We get back to Kono, Adam, and Gabriel, who’s beating Adam to a pulp. Gabriel wants Adam to transfer all the moola from his family’s Yakuza business to him, but Adam needs that money to buy his way out of the mob. It’s getting brutal, and what’s worse, Gabriel has invited another guy to the party. He’s wearing a white mask and carrying a briefcase. I think it’s a Japanese-style assassin’s mask, and it looks darn ghostly.

Back to the fellas and that painting. Jerry figures it’s a treasure map of some sort. He thinks the pirates were unable to get off the island and had to hide the treasure, so they tore a hole in the painting to indicate their hiding spot, way, way up in the jungle. Whether pirates really were that good at surveying is another question, but anyhow, the team is off to the mountains, where they find a body in a cave, but no treasure.

The body is the historian, but it turns out he died accidentally, not from being tortured by the thief and his faux hostage, Ms. Patterson. So while a few questions have been answered, the whole thing has been a bit of a wild goose chase. Eventually, the team traces the pair to a boat. They raid the vessel, but they don’t find the couple, only the painting, which has been busted out of its frame.

Things are getting really dicey for Kono and Adam. The masked guy has pulled out one of Kono’s teeth—will we see that lovely smile again?—and is about to rip out another, so Adam relents. He can’t just give Gabriel the account number, though. The transaction has to be performed in person, by Adam, at the bank.

The fellas, meanwhile, are trying to figure out what the real deal is with the painting. Jerry comes to the rescue again, noticing that the frame of the painting actually indicates another location of the treasure. It’s also revealed that the Evil Ms. Patterson is none other than the granddaughter of Mr. Washburn, the pirate, who worked for awhile at Bishop Museum before being dismissed for some as-yet unspecified reason.

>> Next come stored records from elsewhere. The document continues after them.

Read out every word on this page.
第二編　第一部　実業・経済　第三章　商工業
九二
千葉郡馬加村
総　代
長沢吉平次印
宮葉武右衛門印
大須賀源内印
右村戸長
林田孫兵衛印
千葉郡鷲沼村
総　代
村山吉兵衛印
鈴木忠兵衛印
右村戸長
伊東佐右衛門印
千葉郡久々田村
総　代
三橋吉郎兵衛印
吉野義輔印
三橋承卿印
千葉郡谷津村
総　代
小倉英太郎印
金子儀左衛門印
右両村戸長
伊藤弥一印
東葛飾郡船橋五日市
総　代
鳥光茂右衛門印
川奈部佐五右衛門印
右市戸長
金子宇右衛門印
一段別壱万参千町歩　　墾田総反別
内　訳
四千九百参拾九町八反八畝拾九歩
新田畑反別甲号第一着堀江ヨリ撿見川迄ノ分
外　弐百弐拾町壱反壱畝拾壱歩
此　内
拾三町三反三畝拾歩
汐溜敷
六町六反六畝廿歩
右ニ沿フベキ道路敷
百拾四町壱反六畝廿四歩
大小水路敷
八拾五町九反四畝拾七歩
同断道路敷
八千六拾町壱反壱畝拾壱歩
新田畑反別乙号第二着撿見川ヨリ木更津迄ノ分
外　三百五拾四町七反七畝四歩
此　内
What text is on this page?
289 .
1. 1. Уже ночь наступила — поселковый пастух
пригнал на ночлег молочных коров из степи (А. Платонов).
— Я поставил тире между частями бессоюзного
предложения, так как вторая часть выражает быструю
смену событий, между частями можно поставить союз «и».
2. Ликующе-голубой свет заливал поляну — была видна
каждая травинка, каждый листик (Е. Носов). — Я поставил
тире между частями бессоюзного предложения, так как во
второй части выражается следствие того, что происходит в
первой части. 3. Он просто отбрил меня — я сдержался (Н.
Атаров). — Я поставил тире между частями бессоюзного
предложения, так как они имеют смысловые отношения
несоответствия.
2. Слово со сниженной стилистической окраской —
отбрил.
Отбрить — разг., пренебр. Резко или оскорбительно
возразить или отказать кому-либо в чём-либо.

So the team heads off to the new site. Kono, meanwhile, is left only with the white-masked torturer while Gabriel and Adam go to the bank. Since this is Hawaii, the white-masked torturer is out on the lanai enjoying the view of the beach, oblivious to the fact that the beaches are public in Hawaii, and that folks often walk along the beach behind houses and might be suspicious at the sight of a guy in a white mask and a black, blood-spattered suit. After all, it’s hot wearing black.

He also has conveniently left a scalpel within Kono’s reach, and quick as a whippet, it’s in his throat, and she roars off in a Ferrari to the bank, thinking it’s faster than a phone call. By the time she arrives, though, Adam has withdrawn his money. There’s a shootout at the bank, and Adam gets shot, so Kono has to pause to check him out and Gabriel gets away.

The guys, by this time, have gone to the new treasure location, now the site of a house. There’s more hostages, but all comes out well, with Steve taking out the Evil Ms. Patterson. A treasure chest is there too, but it contains just a few pieces of silverware and other knicknacks.

It turns out Washburn was fired for stealing the items from Bishop Museum. He’d lied about being a pirate and being part of the raid back in 1884, if it even happened. Aaargh.

The episode ends with the team at the hospital, waiting for the outcome of Adam’s surgery. It’s a desperate situation, especially since Adam and Kono no longer have the money to pay off the Yakuza. Unlike the ending of many "Five-0" episodes, it’s no day at the beach.

And that major spoiler? Here it is, I’m giving you plenty of opportunities to turn your eyes away. This is your last chance:

Steve’s going to ask Catherine to marry him. That’s what he told Danny in the car.